Clear Channel (unaffectionately known as "Cheap Channel") has been actively downsizing since the start of the year, when they announced a plan to take the company private. Since that time, they have attempted to unload 500 (or about 40% of their stations.) Almost half of those deals have been concluded as of now.
Presumably, they are doing this to make the company more attractive to the buy-out firm – Bain Capital Partners. However, the bean counters at CC haven’t stopped there. In the past few weeks we’ve noticed a lot of news about how they are cutting staff on their remaining stations.
Here are a few of the items that we have read in Allaccess.com, Radio Ink, and Radio-Info.com:
In Honolulu a newsperson and a producer have been cut.
In San Diego at least seven people, mostly low level, were given the boot. Management termed it a "staff readjustment." People that were fired were given the option of a six week severance or their job back - part time and no benefits.
In Los Angeles, Mike Nolan, who for over 20 years was talker KFI's "Eye in the Sky", and about a half dozen Airwatch traffic reporters were shown the door. Motorists in L.A. are going to have pay more attention to those ugly electronic freeway traffic signs. In addition, longtime AC KOST midday host Mike Sakellarides and at least five other employees will not be playing Christmas music at the soft rock music station.
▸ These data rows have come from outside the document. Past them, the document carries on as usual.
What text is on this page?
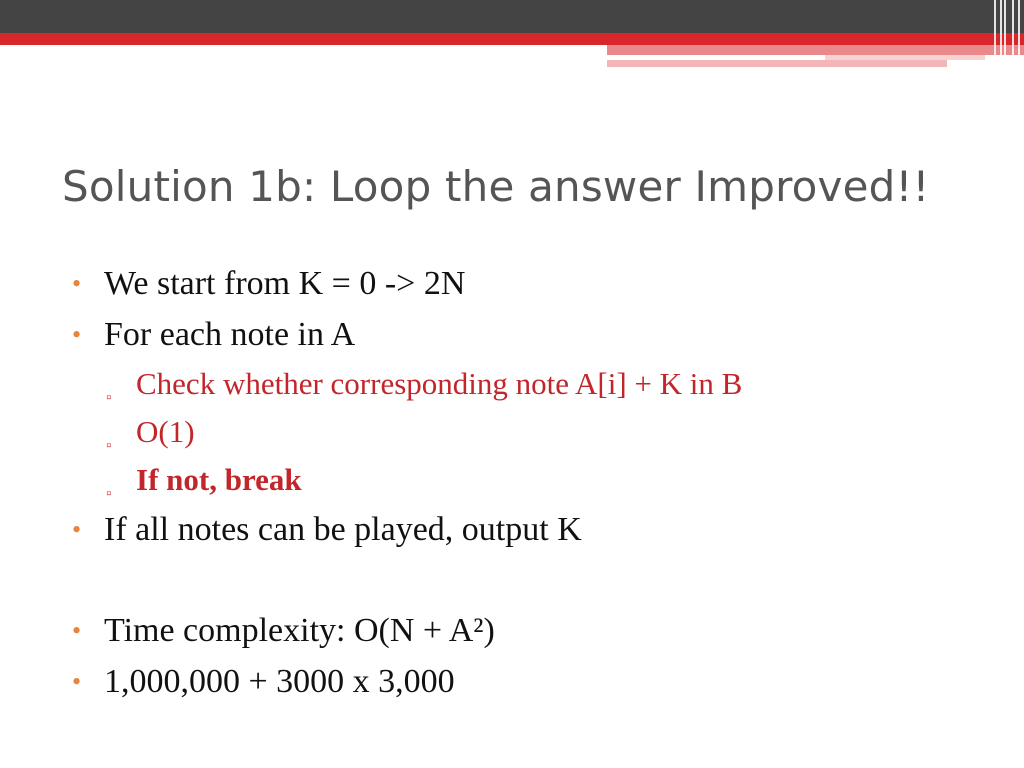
Solution 1b: Loop the answer Improved!!
• We start from K = 0 -> 2N
• For each note in A
▫ Check whether corresponding note A[i] + K in B
▫ O(1)
▫ If not, break
• If all notes can be played, output K
• Time complexity: O(N + A²)
• 1,000,000 + 3000 x 3,000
In Cincinnati, John Kieswetter, Cincinnati Enquirer TV/radio writer reports that "you won't hear Gregg Doyel on WCKY-AM any more. Doyel, who co-hosted 9 a.m.-noon with Mo Egger, was fired today in a budget cut. Egger will continue to host solo, says program director Dave Armbruster."It was just part of our budget cuts. I didn't want to do it. I think he was getting a lot better," Armbruster says. Morning co-host John Phillips has exited WKRC-AM and Anchor/Reporter Will Sterrett is out at WLW-AM as part of the cluster's budget cuts.
In Louisville, talk host Joe Elliot exits WHAS after 14 years in the time slot as part of a larger layoff at the cluster.
In Chicago, management has trimmed at least four staffers from the programming payroll. Those include Armando Rivera, assistant PD at V103/WVAZ "once considered a rising star." There were also cuts at WGCI and "Kiss FM" WKSC.
A thread has been started at the Radio-Info News/Talk board, which we check out from time to time, entitled "Clear Channel Cuts Nationwide."
RadioDailyNews.com has named"The fired and laid-off employees of Clear Channel, CBS Radio, Citadel, Emmis, Cumulus and other large, medium and small market radio stations who have devoted their immense talents to broadcasting"as the recipients of the "2008 Radio Persons of the Year" award.
When we checked out CC’s corporate website we discovered the following quote from the company's founder and chairman Lowry Mays. It reads, in part:
"We believe Clear Channel's people are our most important asset."
We are not very surprised about the staff cutbacks at Air America Radio. After the Green brothers (Stephen and Mark) took over the struggling network, earlier this year, their first order of business was to cut costs. Mark Green told Talking Radio in August that staff was reduced from over 70 people to the low 40’s and operational loses were significantly cut.
However, in the past two months staff cutbacks at AAR started to reaching the bone of the network. The first high profile lay-off involved V.P. of Programming, David Bernstein. Recently, we learned that four more staffers have been let go.
We are not comparing the cutbacks at Clear Channel to the on-going problems at AAR – That would be like comparing watermelons to grapes. However, we wonder if the continuing problems besetting the radio industry, where station values, stock values, and ad revenue continue to slide downward, mean that we will hear about more about those who "are no longer with us."